I moved to this town a year and a half ago, and was soon trying to spread the word about what I do, what I can offer, what I'd like to share in the form of teaching or speaking. I proposed textile talks in different settings, without getting much response. Finally I wandered into Maestrale, an import store, and happened to meet the owner. In asking her about some Hmong batik cloth, I found out she is a real textile enthusiast, with a weaving and dyeing background herself, and a strong interest in traditional techniques and cultural context. "We need to talk," I told her. That was last September.

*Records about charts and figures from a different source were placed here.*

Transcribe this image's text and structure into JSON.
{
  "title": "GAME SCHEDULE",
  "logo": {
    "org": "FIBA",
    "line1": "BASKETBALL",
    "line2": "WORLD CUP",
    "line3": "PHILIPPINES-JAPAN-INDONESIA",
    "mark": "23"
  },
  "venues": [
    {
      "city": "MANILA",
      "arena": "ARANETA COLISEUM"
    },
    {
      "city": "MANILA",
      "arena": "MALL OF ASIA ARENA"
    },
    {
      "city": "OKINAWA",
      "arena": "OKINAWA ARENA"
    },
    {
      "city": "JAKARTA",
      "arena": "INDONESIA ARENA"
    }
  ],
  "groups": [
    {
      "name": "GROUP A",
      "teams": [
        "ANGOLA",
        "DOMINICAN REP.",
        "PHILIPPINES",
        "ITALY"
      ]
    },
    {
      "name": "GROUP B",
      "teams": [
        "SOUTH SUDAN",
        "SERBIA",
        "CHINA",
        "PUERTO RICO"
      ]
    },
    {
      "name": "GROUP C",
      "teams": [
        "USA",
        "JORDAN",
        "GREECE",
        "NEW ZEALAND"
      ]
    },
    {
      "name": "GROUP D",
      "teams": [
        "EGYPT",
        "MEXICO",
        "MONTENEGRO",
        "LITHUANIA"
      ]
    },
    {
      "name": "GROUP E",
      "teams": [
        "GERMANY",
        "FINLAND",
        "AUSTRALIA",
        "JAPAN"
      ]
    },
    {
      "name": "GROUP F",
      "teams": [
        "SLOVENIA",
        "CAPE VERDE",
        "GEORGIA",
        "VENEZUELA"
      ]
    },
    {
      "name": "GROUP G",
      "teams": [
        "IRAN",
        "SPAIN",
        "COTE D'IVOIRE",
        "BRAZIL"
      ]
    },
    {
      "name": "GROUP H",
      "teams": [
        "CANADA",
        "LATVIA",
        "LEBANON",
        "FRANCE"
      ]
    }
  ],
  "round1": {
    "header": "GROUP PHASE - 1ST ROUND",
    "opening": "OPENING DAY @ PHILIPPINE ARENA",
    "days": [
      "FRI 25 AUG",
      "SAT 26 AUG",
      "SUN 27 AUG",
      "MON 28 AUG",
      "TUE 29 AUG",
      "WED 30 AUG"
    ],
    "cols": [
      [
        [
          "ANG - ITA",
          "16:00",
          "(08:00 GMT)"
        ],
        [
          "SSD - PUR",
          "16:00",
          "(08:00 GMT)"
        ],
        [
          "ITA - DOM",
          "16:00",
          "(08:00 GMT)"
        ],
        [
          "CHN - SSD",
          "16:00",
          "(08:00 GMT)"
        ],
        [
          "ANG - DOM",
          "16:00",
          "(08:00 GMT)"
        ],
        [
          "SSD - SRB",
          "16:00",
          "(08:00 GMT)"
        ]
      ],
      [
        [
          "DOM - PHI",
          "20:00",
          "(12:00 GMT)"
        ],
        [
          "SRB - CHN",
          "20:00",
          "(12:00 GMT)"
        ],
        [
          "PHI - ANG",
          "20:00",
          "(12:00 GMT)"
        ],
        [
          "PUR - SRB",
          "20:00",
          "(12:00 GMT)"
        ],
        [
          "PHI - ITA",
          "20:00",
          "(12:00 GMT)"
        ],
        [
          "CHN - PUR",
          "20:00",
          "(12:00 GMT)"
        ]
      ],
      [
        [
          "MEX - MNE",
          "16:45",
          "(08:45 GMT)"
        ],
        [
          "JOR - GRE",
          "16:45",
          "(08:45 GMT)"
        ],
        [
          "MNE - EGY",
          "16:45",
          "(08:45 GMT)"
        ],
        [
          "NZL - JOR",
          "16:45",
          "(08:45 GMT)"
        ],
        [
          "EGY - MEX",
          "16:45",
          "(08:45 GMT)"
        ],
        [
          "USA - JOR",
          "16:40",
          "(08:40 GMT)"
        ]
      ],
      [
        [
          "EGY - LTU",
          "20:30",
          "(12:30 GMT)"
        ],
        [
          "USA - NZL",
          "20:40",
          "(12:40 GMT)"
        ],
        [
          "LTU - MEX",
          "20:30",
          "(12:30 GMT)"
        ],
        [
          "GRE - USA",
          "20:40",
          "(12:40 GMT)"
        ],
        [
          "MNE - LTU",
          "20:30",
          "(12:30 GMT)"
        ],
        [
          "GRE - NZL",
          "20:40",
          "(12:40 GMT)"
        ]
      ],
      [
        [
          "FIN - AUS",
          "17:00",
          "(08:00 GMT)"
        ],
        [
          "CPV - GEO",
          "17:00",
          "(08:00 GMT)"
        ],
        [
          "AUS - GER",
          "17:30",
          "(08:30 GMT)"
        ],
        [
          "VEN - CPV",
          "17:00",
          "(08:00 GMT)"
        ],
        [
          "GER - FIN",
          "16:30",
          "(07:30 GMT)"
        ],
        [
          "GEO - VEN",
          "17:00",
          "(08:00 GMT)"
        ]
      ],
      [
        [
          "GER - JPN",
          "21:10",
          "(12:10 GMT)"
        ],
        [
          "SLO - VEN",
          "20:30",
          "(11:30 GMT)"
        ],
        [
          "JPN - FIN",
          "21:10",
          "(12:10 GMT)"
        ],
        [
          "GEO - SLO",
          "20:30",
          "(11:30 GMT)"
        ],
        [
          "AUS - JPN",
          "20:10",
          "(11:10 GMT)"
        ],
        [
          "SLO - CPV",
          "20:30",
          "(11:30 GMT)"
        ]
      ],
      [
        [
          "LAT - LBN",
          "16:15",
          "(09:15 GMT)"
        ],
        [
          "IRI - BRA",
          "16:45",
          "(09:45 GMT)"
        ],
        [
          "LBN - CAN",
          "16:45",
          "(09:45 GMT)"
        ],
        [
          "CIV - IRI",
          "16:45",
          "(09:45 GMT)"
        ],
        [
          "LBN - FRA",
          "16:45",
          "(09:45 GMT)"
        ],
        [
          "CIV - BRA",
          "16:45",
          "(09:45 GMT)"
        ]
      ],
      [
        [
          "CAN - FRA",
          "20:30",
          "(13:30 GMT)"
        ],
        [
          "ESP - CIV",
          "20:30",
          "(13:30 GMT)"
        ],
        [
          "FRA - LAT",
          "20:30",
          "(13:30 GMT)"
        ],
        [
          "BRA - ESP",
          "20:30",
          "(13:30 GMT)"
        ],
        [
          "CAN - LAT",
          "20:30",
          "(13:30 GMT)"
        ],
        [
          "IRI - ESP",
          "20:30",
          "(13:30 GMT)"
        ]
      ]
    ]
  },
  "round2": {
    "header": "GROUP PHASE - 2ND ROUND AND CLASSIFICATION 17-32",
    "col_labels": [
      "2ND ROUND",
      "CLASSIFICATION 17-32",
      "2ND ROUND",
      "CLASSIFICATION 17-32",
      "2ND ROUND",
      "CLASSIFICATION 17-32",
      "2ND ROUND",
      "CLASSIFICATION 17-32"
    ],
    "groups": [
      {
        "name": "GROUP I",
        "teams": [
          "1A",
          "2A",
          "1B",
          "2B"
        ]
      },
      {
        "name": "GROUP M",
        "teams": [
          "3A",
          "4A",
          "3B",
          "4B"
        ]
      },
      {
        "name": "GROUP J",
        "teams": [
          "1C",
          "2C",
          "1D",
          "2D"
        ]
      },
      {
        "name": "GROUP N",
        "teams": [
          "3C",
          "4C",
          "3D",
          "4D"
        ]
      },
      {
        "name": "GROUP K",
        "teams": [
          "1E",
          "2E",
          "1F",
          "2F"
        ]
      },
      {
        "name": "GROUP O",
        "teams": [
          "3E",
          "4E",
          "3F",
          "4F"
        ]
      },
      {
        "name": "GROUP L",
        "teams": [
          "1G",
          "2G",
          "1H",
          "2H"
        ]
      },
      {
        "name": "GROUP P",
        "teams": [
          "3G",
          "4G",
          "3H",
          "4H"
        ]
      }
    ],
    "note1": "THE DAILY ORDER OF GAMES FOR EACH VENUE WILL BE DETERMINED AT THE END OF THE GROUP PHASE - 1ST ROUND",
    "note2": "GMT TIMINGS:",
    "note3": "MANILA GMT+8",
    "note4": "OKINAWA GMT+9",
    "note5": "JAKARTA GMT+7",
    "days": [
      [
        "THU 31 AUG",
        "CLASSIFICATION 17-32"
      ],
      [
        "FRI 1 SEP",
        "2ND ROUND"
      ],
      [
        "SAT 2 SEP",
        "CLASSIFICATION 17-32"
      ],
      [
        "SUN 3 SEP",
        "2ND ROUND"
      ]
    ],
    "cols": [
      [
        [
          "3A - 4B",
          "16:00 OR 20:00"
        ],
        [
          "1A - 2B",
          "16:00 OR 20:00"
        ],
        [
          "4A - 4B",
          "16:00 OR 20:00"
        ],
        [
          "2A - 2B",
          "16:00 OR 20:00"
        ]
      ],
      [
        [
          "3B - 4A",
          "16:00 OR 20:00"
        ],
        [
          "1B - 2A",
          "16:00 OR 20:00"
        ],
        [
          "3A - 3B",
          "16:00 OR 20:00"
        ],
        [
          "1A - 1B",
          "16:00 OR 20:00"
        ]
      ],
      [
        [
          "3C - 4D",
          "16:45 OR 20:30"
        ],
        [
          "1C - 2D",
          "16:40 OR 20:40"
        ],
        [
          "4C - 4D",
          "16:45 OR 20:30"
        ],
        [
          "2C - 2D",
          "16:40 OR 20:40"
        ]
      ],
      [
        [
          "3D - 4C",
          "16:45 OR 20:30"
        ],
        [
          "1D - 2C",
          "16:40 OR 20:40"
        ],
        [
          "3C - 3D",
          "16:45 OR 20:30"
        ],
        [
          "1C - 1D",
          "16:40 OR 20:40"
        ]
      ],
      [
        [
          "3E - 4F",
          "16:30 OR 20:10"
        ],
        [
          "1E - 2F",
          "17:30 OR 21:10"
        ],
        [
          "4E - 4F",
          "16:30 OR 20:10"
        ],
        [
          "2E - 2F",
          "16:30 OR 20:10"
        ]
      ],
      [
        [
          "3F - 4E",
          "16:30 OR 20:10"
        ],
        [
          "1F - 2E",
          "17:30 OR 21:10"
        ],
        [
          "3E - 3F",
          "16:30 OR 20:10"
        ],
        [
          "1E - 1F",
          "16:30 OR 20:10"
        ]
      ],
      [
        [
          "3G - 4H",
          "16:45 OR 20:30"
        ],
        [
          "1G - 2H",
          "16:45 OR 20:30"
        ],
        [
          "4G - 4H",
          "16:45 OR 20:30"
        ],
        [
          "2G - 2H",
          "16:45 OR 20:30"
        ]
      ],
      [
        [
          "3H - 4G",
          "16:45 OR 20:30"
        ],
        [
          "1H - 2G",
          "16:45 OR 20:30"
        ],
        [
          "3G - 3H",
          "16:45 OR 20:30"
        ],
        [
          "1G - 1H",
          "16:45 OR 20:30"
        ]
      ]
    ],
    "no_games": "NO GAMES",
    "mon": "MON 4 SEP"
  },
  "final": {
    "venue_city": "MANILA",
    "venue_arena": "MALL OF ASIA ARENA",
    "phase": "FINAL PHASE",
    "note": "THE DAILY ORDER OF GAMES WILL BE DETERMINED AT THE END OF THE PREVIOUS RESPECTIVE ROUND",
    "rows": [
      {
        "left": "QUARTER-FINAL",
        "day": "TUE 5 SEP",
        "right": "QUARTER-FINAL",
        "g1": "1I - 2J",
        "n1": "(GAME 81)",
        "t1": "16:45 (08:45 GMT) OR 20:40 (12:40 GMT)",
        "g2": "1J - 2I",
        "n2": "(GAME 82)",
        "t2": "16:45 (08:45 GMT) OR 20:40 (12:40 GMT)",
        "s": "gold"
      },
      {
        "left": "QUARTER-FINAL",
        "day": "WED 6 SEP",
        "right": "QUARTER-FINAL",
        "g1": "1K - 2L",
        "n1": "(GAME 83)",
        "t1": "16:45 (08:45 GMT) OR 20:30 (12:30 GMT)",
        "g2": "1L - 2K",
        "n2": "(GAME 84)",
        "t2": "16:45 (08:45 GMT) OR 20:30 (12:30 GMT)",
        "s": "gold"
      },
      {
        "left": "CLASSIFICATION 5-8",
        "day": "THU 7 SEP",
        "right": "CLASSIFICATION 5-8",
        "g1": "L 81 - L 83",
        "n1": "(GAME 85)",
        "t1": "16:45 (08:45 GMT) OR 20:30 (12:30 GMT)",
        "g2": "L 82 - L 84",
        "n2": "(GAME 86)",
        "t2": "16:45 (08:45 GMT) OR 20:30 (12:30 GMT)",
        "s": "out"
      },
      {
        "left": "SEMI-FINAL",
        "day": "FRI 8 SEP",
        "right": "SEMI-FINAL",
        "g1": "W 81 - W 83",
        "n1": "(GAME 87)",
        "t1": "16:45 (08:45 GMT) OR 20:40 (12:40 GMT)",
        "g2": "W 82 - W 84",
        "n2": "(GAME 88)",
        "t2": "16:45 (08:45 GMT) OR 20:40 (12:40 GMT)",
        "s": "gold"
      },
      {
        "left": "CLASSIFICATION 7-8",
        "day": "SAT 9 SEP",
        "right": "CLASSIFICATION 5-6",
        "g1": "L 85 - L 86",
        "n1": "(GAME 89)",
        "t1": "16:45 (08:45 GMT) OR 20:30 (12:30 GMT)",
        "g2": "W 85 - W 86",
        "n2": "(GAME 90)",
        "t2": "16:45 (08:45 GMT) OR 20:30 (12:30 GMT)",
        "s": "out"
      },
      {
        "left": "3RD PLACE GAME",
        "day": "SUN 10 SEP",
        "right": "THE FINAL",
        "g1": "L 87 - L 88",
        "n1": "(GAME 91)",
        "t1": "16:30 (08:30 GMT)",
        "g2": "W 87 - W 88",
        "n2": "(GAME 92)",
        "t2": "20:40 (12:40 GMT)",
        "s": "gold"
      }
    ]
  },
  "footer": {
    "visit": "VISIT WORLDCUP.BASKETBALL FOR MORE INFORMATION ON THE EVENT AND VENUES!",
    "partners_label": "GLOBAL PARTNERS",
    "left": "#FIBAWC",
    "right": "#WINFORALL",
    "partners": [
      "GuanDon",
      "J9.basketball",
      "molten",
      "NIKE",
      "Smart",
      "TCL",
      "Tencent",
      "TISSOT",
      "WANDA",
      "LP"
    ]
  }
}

And so it happened that I'm giving a series of textile talks, with slides and collected pieces, at Maestrale this winter. The first one happened on February 1st. The topic was Indian bandhani dyeing and embroidery from Kutch, Gujarat.
The wonderful thing is that these images, scanned from printed photos and slides, were taken on my very first trip to India in 1994-5. The pieces I shared were also collected at that time. And this is what I meant by "some things take time." I headed to Mandvi, in Kutch, in 1995, to observe and document bandhani dyers for a day, hanging out in their workshop, being fed an amazing and spicy lunch, taking loads of photos and buying finished pieces. My goal was to write it up, or share the information somehow, and I never have until now. That first little foray into textile research lay dormant for over 20 years. Long enough for me to lose track of any notes I took (I was less organized then, and didn't have everything on a laptop and backup hard drive, of course.) But the images can still tell the story, and the technique still fascinates, and it was extremely gratifying to present this information to the group of women who came to Maestrale full of interest.
The fun continues this week, with Lao weaving. Here's the flyer for my whole series this winter - I hope it's legible. I'm really enjoying digging through my textile collection and all my images to create these presentations, and it's wonderful to meet my fellow textile enthusiasts around here.